Selain itu, kekuasaan untuk melakukan penahanan cenderung dapat disalahgunakan oleh oknum penegak hukum (abuse of power). Kondisi demikian melahirkan wacana dan usulan agar peran dan fungsi Praperadilan diganti dengan Hakim Komisaris, yang sesuai dengan draf RUU KUHAP yang baru, diperlengkapi kewenangan yang jauh lebih luas dari Praperadilan.

Hakim Komisaris sendiri sebenarnya bukanlah konsep baru dalam dunia penegakan hukum di Indonesia, sebelumnya Hakim Komisaris sudah ada pada saat berlakunya Reglement op de Strafvoerdering (RV), namun setelah berlakunya HIR, Hakim Komisaris ditiadakan. Pada 1974, pernah ada wacana memasukkan hakim komisaris dalam RUU KUHAP yang pertama, namun ada pertentangan dari berbagai kalangan penegak hukum, karena dikhawatirkan akan mengganggu tugas dari kejaksaan dan kepolisian sebagai hulp magistraat (pembantu jaksa) pada saat berlakunya HIR(Herzien Indlandsch Reglement), sebelum KUHAP diundangkan sebagaimasterpiece dari Hukum Acara Pidana Indonesia.

Dalam RUU KUHAP, rancangan mengenai hakim komisaris sudah diformulasikan antara lain: kewenangan hakim komisaris secara tunggal (oleh karena jabatannya/ex officio) untuk menilai sah atau tidaknya upaya paksa (dwangmiddelen) baik mengenai penangkapan, penahanan, penggeledahan, penyitaan dan penyadapan, serta untuk soal penangguhan penahanan bagi tersangka, dan lain-lain.

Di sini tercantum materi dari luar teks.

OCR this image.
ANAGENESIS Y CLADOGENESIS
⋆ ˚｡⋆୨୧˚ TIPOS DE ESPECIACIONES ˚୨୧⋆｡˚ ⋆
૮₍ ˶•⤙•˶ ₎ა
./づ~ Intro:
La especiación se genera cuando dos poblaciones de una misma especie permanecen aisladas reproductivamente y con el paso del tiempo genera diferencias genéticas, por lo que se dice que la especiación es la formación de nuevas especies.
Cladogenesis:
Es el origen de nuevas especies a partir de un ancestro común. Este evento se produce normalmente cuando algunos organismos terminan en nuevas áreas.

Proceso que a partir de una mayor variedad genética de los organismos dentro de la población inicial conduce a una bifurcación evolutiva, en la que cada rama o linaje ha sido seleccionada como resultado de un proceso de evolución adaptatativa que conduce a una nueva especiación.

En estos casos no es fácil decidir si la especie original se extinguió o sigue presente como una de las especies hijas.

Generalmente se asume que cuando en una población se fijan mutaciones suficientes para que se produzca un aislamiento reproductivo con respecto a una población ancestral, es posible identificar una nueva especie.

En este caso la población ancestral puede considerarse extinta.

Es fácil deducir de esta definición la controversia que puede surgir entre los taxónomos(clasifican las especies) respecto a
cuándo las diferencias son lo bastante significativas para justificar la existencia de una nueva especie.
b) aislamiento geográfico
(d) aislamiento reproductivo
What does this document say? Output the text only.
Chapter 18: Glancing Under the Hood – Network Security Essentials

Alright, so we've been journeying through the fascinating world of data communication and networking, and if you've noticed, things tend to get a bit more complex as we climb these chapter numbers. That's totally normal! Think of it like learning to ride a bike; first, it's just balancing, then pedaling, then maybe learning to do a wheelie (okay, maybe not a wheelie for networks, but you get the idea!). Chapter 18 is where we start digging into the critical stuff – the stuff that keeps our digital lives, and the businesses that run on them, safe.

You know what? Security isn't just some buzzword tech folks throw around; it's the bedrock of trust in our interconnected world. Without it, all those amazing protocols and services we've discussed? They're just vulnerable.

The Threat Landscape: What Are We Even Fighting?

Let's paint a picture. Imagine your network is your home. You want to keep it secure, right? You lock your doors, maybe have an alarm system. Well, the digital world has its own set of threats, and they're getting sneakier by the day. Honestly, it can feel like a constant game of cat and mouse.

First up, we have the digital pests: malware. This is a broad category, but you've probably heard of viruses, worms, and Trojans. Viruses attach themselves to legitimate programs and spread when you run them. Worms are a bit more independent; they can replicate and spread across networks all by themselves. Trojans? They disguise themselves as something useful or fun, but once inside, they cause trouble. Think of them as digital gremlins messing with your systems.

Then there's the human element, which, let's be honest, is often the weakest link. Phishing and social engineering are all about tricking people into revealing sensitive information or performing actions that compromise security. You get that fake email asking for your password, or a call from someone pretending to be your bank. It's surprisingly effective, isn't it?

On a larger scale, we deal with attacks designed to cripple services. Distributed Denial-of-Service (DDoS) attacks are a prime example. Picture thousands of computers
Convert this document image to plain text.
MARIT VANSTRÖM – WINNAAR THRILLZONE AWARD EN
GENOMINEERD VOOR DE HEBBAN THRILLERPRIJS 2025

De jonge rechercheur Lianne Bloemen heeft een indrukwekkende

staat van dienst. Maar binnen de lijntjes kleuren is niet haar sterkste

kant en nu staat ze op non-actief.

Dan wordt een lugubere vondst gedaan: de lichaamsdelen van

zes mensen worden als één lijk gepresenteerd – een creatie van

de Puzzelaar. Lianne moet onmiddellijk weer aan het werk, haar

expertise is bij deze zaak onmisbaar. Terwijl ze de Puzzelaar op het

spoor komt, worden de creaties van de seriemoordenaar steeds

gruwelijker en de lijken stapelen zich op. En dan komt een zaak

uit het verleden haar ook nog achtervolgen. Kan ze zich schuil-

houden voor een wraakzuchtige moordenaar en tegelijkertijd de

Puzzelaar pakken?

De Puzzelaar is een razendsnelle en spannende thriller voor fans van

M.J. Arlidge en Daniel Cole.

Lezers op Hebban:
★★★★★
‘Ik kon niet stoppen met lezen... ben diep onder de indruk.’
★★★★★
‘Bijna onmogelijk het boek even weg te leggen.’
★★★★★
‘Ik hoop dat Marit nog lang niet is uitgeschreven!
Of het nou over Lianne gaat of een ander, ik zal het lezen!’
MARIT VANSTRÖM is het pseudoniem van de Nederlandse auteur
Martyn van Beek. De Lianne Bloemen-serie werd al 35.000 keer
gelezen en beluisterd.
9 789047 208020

Dalam menjalankan tugasnya yang cukup berat dan “tertutup” tersebut, hakim komisaris secara tunggal/mandiri hanya mendapat pengawasan dari Pengadilan Tinggi dan bukan dari publik sebagai sarana pengawasan umum, yang bersumber dari salah satu asas hukum acara pidana yang menyatakan “Pengadilan terbuka untuk umum”.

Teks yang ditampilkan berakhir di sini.